Les individus souffrant du syndrome de l'X fragile, une forme de trouble intellectuel héréditaire rare, auraient moins de risque de développer un glioblastome, le type de cancer cérébral le plus fréquent chez l'adulte. Telle est la conclusion d'une étude menée par le Département des neurosciences fondamentales de l'UNIL, en collaboration avec des scientifiques italiens.
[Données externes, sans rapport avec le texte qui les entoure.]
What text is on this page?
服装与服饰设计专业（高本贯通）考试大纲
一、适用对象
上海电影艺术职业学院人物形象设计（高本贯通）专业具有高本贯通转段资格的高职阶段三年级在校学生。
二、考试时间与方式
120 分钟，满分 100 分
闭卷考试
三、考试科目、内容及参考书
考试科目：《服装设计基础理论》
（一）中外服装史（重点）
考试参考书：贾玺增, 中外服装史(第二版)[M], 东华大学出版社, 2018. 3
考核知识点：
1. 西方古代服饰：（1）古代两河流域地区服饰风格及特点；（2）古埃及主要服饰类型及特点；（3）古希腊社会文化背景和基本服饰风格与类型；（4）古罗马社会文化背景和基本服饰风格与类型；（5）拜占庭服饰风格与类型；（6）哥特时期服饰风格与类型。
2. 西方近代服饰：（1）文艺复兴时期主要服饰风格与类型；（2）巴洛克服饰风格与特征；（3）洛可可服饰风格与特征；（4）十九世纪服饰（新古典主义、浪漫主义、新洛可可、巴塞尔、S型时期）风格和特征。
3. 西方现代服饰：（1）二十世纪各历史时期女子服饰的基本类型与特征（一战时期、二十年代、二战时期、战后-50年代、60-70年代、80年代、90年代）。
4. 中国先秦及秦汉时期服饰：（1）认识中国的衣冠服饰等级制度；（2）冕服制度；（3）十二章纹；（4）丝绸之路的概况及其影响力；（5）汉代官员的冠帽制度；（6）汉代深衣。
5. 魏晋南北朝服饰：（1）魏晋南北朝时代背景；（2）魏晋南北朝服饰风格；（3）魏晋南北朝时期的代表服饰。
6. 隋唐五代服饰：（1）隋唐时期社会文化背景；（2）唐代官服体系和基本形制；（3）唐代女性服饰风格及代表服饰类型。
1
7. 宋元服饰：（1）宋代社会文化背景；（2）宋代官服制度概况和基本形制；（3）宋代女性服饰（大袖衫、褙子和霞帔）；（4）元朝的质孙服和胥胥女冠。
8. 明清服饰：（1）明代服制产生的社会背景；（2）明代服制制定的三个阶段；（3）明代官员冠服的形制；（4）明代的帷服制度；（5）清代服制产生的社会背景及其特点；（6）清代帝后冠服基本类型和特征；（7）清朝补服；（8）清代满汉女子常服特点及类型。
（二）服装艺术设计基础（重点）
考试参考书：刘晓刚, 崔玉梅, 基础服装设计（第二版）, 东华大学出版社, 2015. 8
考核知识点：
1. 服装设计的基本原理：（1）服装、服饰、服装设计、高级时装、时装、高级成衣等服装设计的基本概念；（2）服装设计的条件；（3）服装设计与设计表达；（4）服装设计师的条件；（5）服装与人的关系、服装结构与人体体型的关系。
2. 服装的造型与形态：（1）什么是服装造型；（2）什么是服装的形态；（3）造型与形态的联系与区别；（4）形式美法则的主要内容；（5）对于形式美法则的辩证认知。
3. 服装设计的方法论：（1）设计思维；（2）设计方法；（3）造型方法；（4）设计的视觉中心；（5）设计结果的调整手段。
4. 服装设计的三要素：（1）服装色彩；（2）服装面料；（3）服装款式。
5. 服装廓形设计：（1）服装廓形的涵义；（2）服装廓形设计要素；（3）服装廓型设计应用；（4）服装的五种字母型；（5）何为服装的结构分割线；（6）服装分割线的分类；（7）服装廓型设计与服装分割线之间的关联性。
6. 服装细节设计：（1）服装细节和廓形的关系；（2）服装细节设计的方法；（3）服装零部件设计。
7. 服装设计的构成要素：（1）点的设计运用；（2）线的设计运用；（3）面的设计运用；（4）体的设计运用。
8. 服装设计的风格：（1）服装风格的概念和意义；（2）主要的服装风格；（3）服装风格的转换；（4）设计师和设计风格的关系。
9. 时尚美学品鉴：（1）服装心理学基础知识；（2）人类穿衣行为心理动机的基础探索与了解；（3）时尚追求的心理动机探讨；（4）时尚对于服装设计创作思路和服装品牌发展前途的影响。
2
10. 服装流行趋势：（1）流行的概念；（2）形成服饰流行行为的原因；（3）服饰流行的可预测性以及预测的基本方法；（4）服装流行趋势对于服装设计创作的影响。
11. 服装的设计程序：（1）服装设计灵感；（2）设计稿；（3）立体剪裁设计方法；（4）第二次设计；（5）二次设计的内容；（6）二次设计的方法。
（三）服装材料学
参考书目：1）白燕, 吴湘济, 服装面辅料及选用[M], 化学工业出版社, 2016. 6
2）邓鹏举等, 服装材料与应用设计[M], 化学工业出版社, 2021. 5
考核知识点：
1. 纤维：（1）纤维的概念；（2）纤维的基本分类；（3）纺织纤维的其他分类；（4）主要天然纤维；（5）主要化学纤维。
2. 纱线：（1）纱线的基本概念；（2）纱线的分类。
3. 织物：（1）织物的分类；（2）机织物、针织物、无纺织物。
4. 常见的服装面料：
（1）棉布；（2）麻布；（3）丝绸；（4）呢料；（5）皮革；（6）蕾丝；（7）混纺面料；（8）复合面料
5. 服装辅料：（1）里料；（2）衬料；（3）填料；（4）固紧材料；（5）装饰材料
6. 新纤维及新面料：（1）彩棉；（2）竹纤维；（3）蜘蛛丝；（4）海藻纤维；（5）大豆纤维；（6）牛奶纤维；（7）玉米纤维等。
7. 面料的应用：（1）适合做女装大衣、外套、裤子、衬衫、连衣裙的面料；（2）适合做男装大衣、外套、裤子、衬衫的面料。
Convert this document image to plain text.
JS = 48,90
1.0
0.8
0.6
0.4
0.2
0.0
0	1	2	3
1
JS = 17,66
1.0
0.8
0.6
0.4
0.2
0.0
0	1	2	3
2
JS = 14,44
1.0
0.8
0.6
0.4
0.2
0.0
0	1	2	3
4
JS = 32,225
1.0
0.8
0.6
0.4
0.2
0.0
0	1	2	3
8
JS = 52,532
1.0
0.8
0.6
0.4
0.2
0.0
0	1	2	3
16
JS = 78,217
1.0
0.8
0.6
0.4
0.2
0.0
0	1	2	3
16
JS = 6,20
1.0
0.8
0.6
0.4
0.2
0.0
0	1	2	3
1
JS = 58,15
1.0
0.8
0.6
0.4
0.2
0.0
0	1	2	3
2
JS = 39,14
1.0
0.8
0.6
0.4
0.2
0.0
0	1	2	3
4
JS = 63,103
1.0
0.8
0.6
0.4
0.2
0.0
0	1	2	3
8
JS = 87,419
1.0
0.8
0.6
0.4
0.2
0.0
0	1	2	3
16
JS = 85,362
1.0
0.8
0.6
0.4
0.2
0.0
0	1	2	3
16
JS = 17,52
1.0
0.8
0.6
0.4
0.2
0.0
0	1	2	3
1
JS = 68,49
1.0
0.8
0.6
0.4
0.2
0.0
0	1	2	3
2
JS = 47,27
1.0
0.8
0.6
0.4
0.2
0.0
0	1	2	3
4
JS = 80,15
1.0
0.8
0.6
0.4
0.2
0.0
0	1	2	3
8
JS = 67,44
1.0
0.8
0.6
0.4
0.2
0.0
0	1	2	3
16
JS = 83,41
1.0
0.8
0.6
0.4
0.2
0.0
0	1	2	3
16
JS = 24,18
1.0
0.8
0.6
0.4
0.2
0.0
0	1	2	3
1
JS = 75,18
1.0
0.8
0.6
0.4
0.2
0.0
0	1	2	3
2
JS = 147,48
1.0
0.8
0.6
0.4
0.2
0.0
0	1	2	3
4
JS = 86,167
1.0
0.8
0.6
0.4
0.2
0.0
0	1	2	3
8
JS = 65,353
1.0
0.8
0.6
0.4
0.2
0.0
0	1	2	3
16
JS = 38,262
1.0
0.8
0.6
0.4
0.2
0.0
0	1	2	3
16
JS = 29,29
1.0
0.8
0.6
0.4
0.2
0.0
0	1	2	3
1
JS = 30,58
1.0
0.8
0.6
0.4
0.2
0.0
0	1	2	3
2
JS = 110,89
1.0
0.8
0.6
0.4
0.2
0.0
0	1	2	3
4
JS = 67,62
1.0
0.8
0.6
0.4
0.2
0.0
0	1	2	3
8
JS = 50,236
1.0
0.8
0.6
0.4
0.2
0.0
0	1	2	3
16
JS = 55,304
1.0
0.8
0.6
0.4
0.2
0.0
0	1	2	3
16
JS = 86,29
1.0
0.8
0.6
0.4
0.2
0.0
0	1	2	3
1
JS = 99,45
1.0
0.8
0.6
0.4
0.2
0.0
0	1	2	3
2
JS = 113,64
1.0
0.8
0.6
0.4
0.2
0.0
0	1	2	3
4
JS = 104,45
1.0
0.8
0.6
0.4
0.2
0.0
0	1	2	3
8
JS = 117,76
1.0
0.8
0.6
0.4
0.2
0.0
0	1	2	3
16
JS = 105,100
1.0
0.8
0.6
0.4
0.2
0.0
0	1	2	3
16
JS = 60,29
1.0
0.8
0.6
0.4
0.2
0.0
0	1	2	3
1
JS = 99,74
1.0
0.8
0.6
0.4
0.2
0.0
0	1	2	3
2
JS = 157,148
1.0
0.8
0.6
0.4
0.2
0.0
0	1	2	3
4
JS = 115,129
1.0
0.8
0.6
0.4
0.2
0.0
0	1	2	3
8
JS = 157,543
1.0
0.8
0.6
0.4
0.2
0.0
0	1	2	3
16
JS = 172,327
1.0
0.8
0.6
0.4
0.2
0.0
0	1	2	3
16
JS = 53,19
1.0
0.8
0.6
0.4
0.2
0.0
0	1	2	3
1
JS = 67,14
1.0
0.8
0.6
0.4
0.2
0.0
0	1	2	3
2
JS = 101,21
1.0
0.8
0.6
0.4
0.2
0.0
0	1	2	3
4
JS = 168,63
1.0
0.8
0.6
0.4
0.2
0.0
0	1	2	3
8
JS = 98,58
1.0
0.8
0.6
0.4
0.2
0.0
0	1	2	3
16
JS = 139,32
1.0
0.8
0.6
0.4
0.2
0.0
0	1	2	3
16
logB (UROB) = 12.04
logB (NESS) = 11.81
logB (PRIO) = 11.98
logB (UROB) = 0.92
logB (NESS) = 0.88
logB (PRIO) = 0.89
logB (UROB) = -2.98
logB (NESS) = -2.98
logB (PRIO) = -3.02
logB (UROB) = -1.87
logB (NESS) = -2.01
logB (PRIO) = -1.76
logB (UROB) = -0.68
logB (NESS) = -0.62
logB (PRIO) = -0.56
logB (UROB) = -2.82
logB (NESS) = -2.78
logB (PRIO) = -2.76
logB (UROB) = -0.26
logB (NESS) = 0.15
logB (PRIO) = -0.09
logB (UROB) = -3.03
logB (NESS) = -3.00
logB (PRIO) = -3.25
Leurs résultats sont à découvrir dans la revue «Cell Death and Disease». D'origine génétique, le syndrome de l'X fragile se traduit par un déficit intellectuel, des troubles du comportement et, dans certains cas, des anomalies physiques. Son appellation fait référence à une altération génétique présente sur le chromosome sexuel X, plus précisément au niveau du gène FMR1 qui code pour une protéine baptisée Fragile X Messenger Ribonucleoprotein 1 ou FMRP. Cette dernière possède de nombreuses fonctions qui contribuent au bon fonctionnement de l'organisme. Présente dans tous les organes et enrichie dans le cerveau, elle est, entre autres, essentielle au développement cognitif en assurant la formation de structures appelées synapses, lesquelles garantissent une connexion correcte des cellules nerveuses entre elles.